The first news of his newest all-consuming project, Steven Spielberg’s ‘Lincoln’, presented by way of a teaser poster of his face in profile, initially sparked my interest. Here was “this guy” again, whom everyone seemed to think so much of, and in biopic about a very interesting historical figure. But with the arrival of the farce ‘Abraham Lincoln: Vampire Hunter’ around the same time and the painful memories of Spielberg’s last and hugely disappointing movie ‘War Horse’, the interest soon dwindled and turned to increasing skepticism. By the time the movie finally reached the cinemas here much later, despite raving reviews in the US and numerous award nominations both for Day-Lewis and the movie in general, my skepticism had festered and the movie was opted out in favour of other cinema released around the same time.

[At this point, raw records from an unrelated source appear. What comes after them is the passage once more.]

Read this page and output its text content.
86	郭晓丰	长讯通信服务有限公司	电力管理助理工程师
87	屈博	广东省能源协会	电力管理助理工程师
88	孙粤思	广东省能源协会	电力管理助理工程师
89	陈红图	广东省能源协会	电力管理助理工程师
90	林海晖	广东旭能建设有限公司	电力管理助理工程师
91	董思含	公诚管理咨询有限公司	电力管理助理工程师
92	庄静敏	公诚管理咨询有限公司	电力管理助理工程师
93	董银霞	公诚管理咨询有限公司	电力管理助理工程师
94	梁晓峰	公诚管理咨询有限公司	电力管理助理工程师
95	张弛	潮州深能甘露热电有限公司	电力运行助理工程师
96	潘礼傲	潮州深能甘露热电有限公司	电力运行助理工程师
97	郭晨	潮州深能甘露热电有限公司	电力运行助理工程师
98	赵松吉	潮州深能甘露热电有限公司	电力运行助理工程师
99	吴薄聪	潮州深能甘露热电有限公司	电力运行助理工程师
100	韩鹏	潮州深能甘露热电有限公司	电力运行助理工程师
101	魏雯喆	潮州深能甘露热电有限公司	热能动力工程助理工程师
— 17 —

So watching the Oscars ceremony this Sunday, I still didn’t know all too much about this mysterious and intense man when he was announced the winner of the Academy award for Leading Actor – in the process writing film history on two accounts: as the only person to ever receive three Leading Actor Oscars, and the only person to ever win the Big 5 twice. And here, at last, is when my eyes opened to this extraordinary person. Not only was it fascinating to witness how the entire crowd present at the ceremony saluted him as he approached the stage to accept his reward, but the charisma, incredible humility and down-to-earth air that radiated from while he delivered his well-spoken and witty acceptance speech left me completely astounded as to how I’ve managed to avoid being taken in by him sooner.
As you can imagine, I’ve spent some time rectifying my errors and updating myself on his cinematic history since then. I’ve added six new titles to my watchlist (at this rate steadily becoming more like a -booklet), and, thankfully, discovered that another three were already on it (‘A Room With A View’ (1985), ‘The Last Of The Mohicans’ (1992) and ‘The Crucible’ (1996)). For once I’m grateful about the generally untimely late distributions of American blockbusters to Norwegian cinemas, because it gives me a chance to still catch ‘Lincoln’ on the big screen.
The other five are ‘My Left Foot’ (1989, which earned him his first Oscar), ‘In The Name Of The Father’ (1992, which earned him his second Oscar nomination) and ‘The Ballad of Jack and Rose’ (2005), written and directed by his wife, ‘My Beautiful Laundrette’ (1985) and ‘The Unbearable Lightness Of Being’ (1988).